L’aiuto è rivolto a giovani agricoltori, anche organizzati in forma societaria, che intendono insediarsi per la prima volta in un azienda agricola in qualità di capo azienda che al momento della presentazione della domanda abbiano:

  • età compresa tra i 18 e i 39 anni,
  • adeguate capacità e competenze professionali attestate da almeno uno dei seguenti requisiti (titolo di studio universitario a indirizzo agrario, titolo di studio di scuola media superiore in campo agrario, esperienza lavorativa di almeno due anni in qualità di coadiuvante familiare ovvero di lavoratore agricolo, documentata dall’iscrizione al relativo regime previdenziale, attestato di frequenza con profitto a corsi di formazione professionale).

Il contributo consiste in un premio di insediamento dell’ammontare massimo di 70.000 euro in conto interessi, nel quadro di una operazione di leasing, ad abbattimento delle rate costanti e posticipate da restituire secondo un piano di ammortamento di durata variabile, a scelta del beneficiario, tra un minimo di 15 anni e un massimo di 30. L’agevolazione è versata per il 60% al momento della concessione dell’aiuto e la restante parte in relazione all’attuazione del piano aziendale articolato su un periodo di almeno 5 anni. L’investimento non deve essere inferiore a 200.000 euro e superiore a 2.000.000 di euro.

Approvato il POR

Il 13 febbraio 2015 la Commissione europea ha approvato il Piano operativo regionale del Piemonte relativo al Fondo europeo di sviluppo regionale (Por-Fesr). Il pacchetto strategico prevede per il Piemonte un investimento totale di 965,8 milioni di euro per il periodo 2014-2020, di cui 483 del Fondo europeo di sviluppo regionale (Fesr).

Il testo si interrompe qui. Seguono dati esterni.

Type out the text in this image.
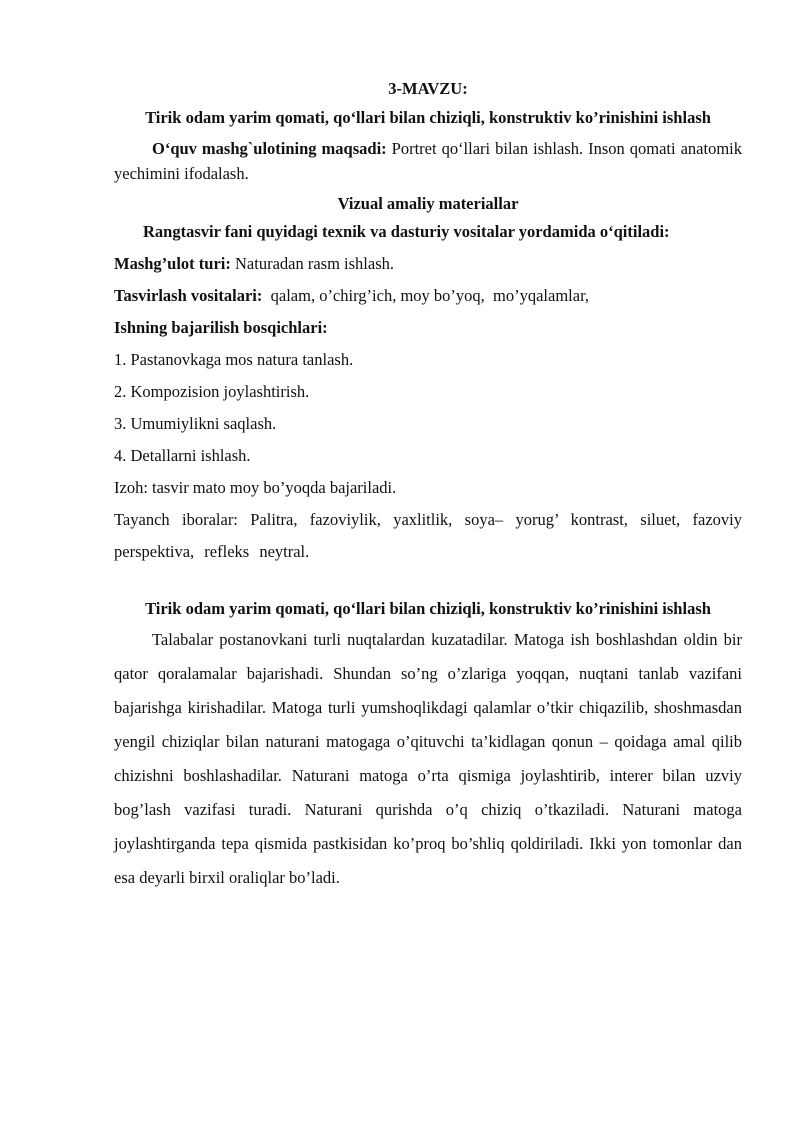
3-MAVZU:

Tirik odam yarim qomati, qo‘llari bilan chiziqli, konstruktiv ko’rinishini ishlash

O‘quv mashg`ulotining maqsadi: Portret qo‘llari bilan ishlash. Inson qomati anatomik yechimini ifodalash.

Vizual amaliy materiallar

Rangtasvir fani quyidagi texnik va dasturiy vositalar yordamida o‘qitiladi:

Mashg’ulot turi: Naturadan rasm ishlash.

Tasvirlash vositalari:  qalam, o’chirg’ich, moy bo’yoq,  mo’yqalamlar,

Ishning bajarilish bosqichlari:

1. Pastanovkaga mos natura tanlash.

2. Kompozision joylashtirish.

3. Umumiylikni saqlash.

4. Detallarni ishlash.

Izoh: tasvir mato moy bo’yoqda bajariladi.

Tayanch iboralar: Palitra, fazoviylik, yaxlitlik, soya– yorug’ kontrast, siluet, fazoviy perspektiva, refleks neytral.

Tirik odam yarim qomati, qo‘llari bilan chiziqli, konstruktiv ko’rinishini ishlash

Talabalar postanovkani turli nuqtalardan kuzatadilar. Matoga ish boshlashdan oldin bir qator qoralamalar bajarishadi. Shundan so’ng o’zlariga yoqqan, nuqtani tanlab vazifani bajarishga kirishadilar. Matoga turli yumshoqlikdagi qalamlar o’tkir chiqazilib, shoshmasdan yengil chiziqlar bilan naturani matogaga o’qituvchi ta’kidlagan qonun – qoidaga amal qilib chizishni boshlashadilar. Naturani matoga o’rta qismiga joylashtirib, interer bilan uzviy bog’lash vazifasi turadi. Naturani qurishda o’q chiziq o’tkaziladi. Naturani matoga joylashtirganda tepa qismida pastkisidan ko’proq bo’shliq qoldiriladi. Ikki yon tomonlar dan esa deyarli birxil oraliqlar bo’ladi.
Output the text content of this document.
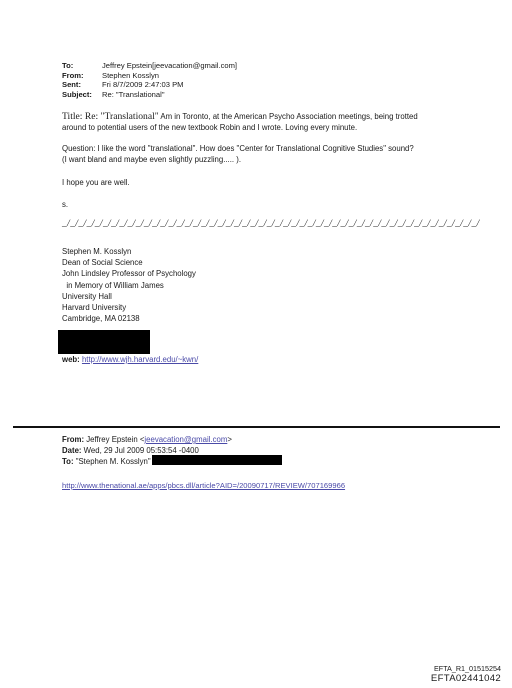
To:	Jeffrey Epstein[jeevacation@gmail.com]
From:	Stephen Kosslyn
Sent:	Fri 8/7/2009 2:47:03 PM
Subject:	Re: "Translational"
Title: Re: "Translational" Am in Toronto, at the American Psycho Association meetings, being trotted
around to potential users of the new textbook Robin and I wrote. Loving every minute.
Question: I like the word "translational". How does "Center for Translational Cognitive Studies" sound?
(I want bland and maybe even slightly puzzling..... ).
I hope you are well.
s.
_/_/_/_/_/_/_/_/_/_/_/_/_/_/_/_/_/_/_/_/_/_/_/_/_/_/_/_/_/_/_/_/_/_/_/_/_/_/_/_/_/_/_/_/_/_/_/_/_/_/_/
Stephen M. Kosslyn
Dean of Social Science
John Lindsley Professor of Psychology
in Memory of William James
University Hall
Harvard University
Cambridge, MA 02138
web: http://www.wjh.harvard.edu/~kwn/
From: Jeffrey Epstein <jeevacation@gmail.com>
Date: Wed, 29 Jul 2009 05:53:54 -0400
To: "Stephen M. Kosslyn"
http://www.thenational.ae/apps/pbcs.dll/article?AID=/20090717/REVIEW/707169966
EFTA_R1_01515254
EFTA02441042
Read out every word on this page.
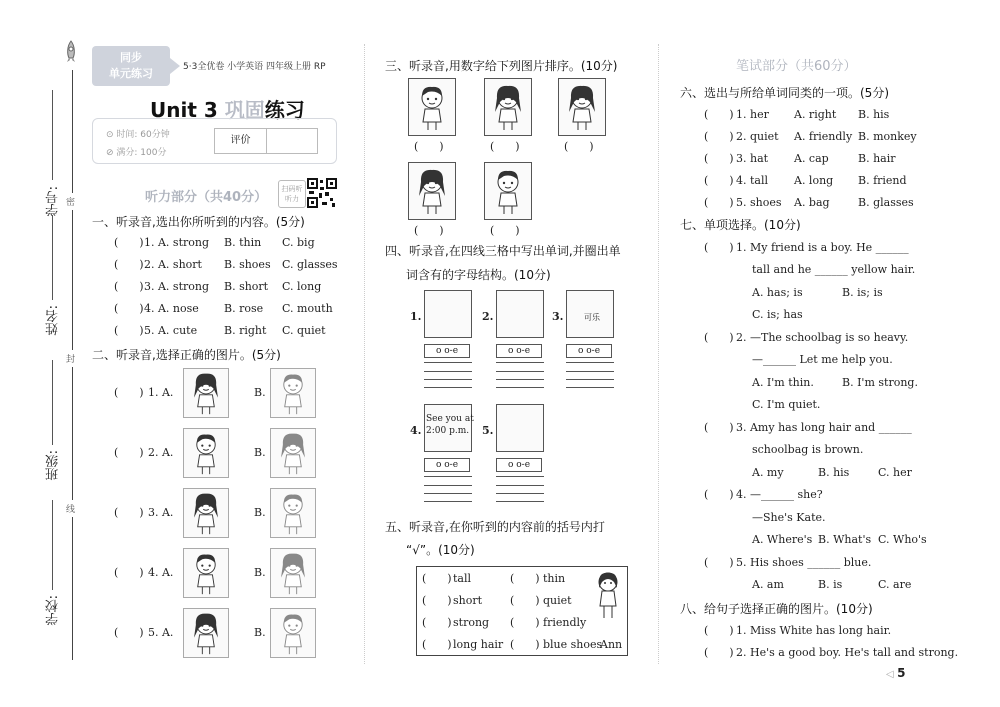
密
封
线
学号:
姓名:
班级:
学校:
同步
单元练习	5·3全优卷 小学英语 四年级上册 RP
Unit 3 巩固练习
⊙ 时间: 60分钟
⊘ 满分: 100分
评价
听力部分（共40分）
扫码听听力
一、听录音,选出你所听到的内容。(5分)
(      ) 1. A. strong B. thin C. big
(      ) 2. A. short B. shoes C. glasses
(      ) 3. A. strong B. short C. long
(      ) 4. A. nose B. rose C. mouth
(      ) 5. A. cute B. right C. quiet
二、听录音,选择正确的图片。(5分)
(      ) 1. A.	B.
(      ) 2. A.	B.
(      ) 3. A.	B.
(      ) 4. A.	B.
(      ) 5. A.	B.
三、听录音,用数字给下列图片排序。(10分)
(      )	(      )	(      )
(      )	(      )
四、听录音,在四线三格中写出单词,并圈出单
词含有的字母结构。(10分)
1.
o o-e
2.
o o-e
3.	可乐
o o-e
4.
See you at
2:00 p.m.
o o-e
5.
o o-e
五、听录音,在你听到的内容前的括号内打
“√”。(10分)
(      ) tall	(      ) thin
(      ) short	(      ) quiet
(      ) strong (      ) friendly
(      ) long hair (      ) blue shoes
Ann
笔试部分（共60分）
六、选出与所给单词同类的一项。(5分)
(      ) 1. her A. right B. his
(      ) 2. quiet A. friendly B. monkey
(      ) 3. hat A. cap	B. hair
(      ) 4. tall A. long B. friend
(      ) 5. shoes A. bag	B. glasses
七、单项选择。(10分)
(      ) 1. My friend is a boy. He ______
tall and he ______ yellow hair.
A. has; is	B. is; is
C. is; has
(      ) 2. —The schoolbag is so heavy.
—______ Let me help you.
A. I'm thin.	B. I'm strong.
C. I'm quiet.
(      ) 3. Amy has long hair and ______
schoolbag is brown.
A. my	B. his	C. her
(      ) 4. —______ she?
—She's Kate.
A. Where's B. What's C. Who's
(      ) 5. His shoes ______ blue.
A. am	B. is	C. are
八、给句子选择正确的图片。(10分)
(      ) 1. Miss White has long hair.
(      ) 2. He's a good boy. He's tall and strong.
◁ 5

Il 20% del pacchetto sarà indirizzato all’efficienza energetica e dell’uso delle energie rinnovabili (193,2 milioni), con cui si conta di tagliare oltre 18mila tonnellate di emissioni di anidride carbonica.

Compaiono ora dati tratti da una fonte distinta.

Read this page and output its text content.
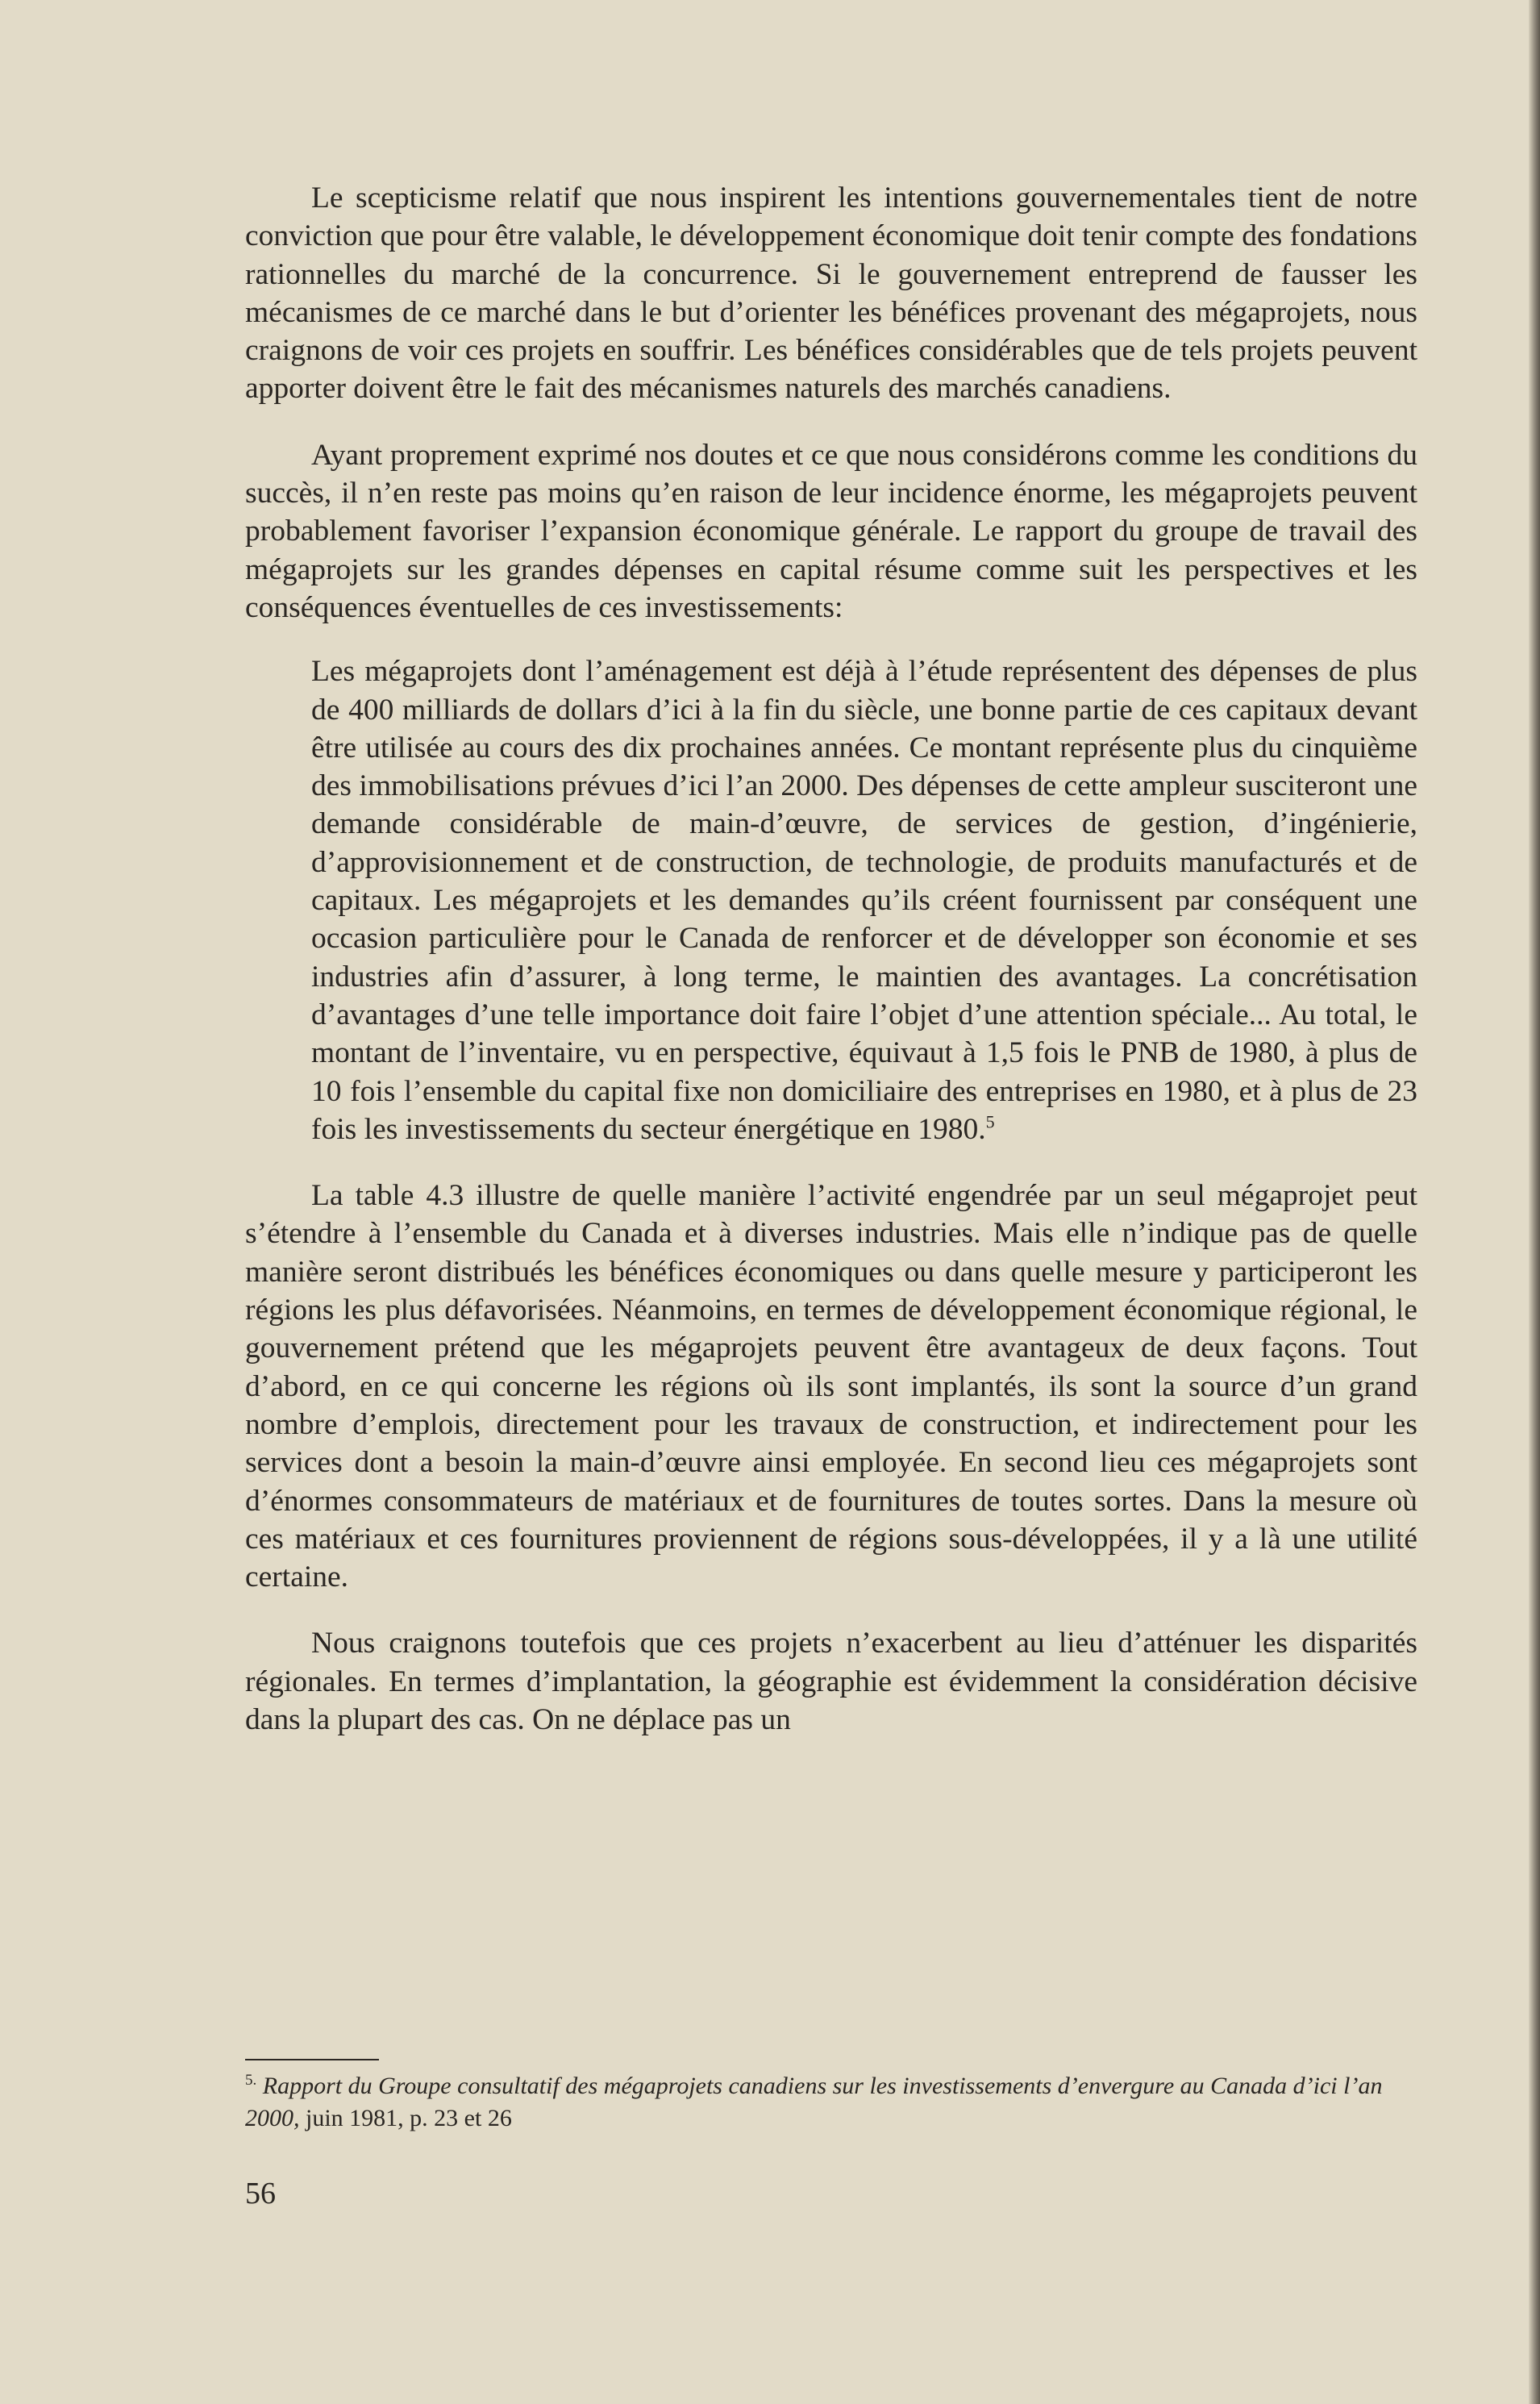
Le scepticisme relatif que nous inspirent les intentions gouvernementales tient de notre conviction que pour être valable, le développement économique doit tenir compte des fondations rationnelles du marché de la concurrence. Si le gouvernement entreprend de fausser les mécanismes de ce marché dans le but d’orienter les bénéfices provenant des mégaprojets, nous craignons de voir ces projets en souffrir. Les bénéfices considérables que de tels projets peuvent apporter doivent être le fait des mécanismes naturels des marchés canadiens.

Ayant proprement exprimé nos doutes et ce que nous considérons comme les conditions du succès, il n’en reste pas moins qu’en raison de leur incidence énorme, les mégaprojets peuvent probablement favoriser l’expansion économique générale. Le rapport du groupe de travail des mégaprojets sur les grandes dépenses en capital résume comme suit les perspectives et les conséquences éventuelles de ces investissements:

Les mégaprojets dont l’aménagement est déjà à l’étude représentent des dépenses de plus de 400 milliards de dollars d’ici à la fin du siècle, une bonne partie de ces capitaux devant être utilisée au cours des dix prochaines années. Ce montant représente plus du cinquième des immobilisations prévues d’ici l’an 2000. Des dépenses de cette ampleur susciteront une demande considérable de main-d’œuvre, de services de gestion, d’ingénierie, d’approvisionnement et de construction, de technologie, de produits manufacturés et de capitaux. Les mégaprojets et les demandes qu’ils créent fournissent par conséquent une occasion particulière pour le Canada de renforcer et de développer son économie et ses industries afin d’assurer, à long terme, le maintien des avantages. La concrétisation d’avantages d’une telle importance doit faire l’objet d’une attention spéciale... Au total, le montant de l’inventaire, vu en perspective, équivaut à 1,5 fois le PNB de 1980, à plus de 10 fois l’ensemble du capital fixe non domiciliaire des entreprises en 1980, et à plus de 23 fois les investissements du secteur énergétique en 1980.$^5$

La table 4.3 illustre de quelle manière l’activité engendrée par un seul mégaprojet peut s’étendre à l’ensemble du Canada et à diverses industries. Mais elle n’indique pas de quelle manière seront distribués les bénéfices économiques ou dans quelle mesure y participeront les régions les plus défavorisées. Néanmoins, en termes de développement économique régional, le gouvernement prétend que les mégaprojets peuvent être avantageux de deux façons. Tout d’abord, en ce qui concerne les régions où ils sont implantés, ils sont la source d’un grand nombre d’emplois, directement pour les travaux de construction, et indirectement pour les services dont a besoin la main-d’œuvre ainsi employée. En second lieu ces mégaprojets sont d’énormes consommateurs de matériaux et de fournitures de toutes sortes. Dans la mesure où ces matériaux et ces fournitures proviennent de régions sous-développées, il y a là une utilité certaine.

Nous craignons toutefois que ces projets n’exacerbent au lieu d’atténuer les disparités régionales. En termes d’implantation, la géographie est évidemment la considération décisive dans la plupart des cas. On ne déplace pas un

$^{5.}$ Rapport du Groupe consultatif des mégaprojets canadiens sur les investissements d’envergure au Canada d’ici l’an 2000, juin 1981, p. 23 et 26
56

Priorità numero uno della Regione sono la ricerca, lo sviluppo tecnologico e l’innovazione (355,2 milioni di euro, che equivalgono al 36,7% del totale, contando 1.653 aziende che cooperano con gli organismi di ricerca e sviluppo e un risultato atteso di 277,6 milioni di investimenti privati in progetti
innovativi addizionali a quelli pubblici).

Altre priorità sono la promozione della competitività delle piccole e medie imprese e l’agevolazione dell’accesso al credito (212,4 milioni, cioè il 22% del totale), un investimento da cui si attende la creazione di oltre 380 pmi orientate all’export.

All’accesso, l’impiego e la qualità dell’Ict vanno 88,2 milioni (9,1%), che prevede la copertura con i servizi di sanità on line (e-health) del 40% della popolazione, contro lo 0% del 2013.

Per lo sviluppo urbano sostenibile sono destinati 48,2 milioni (5% del totale) e alla tutela e promozione del patrimonio naturale e culturale 29,8 milioni di euro (3,1%), da cui si attende un aumento di visitatori verso i siti culturali finanziati.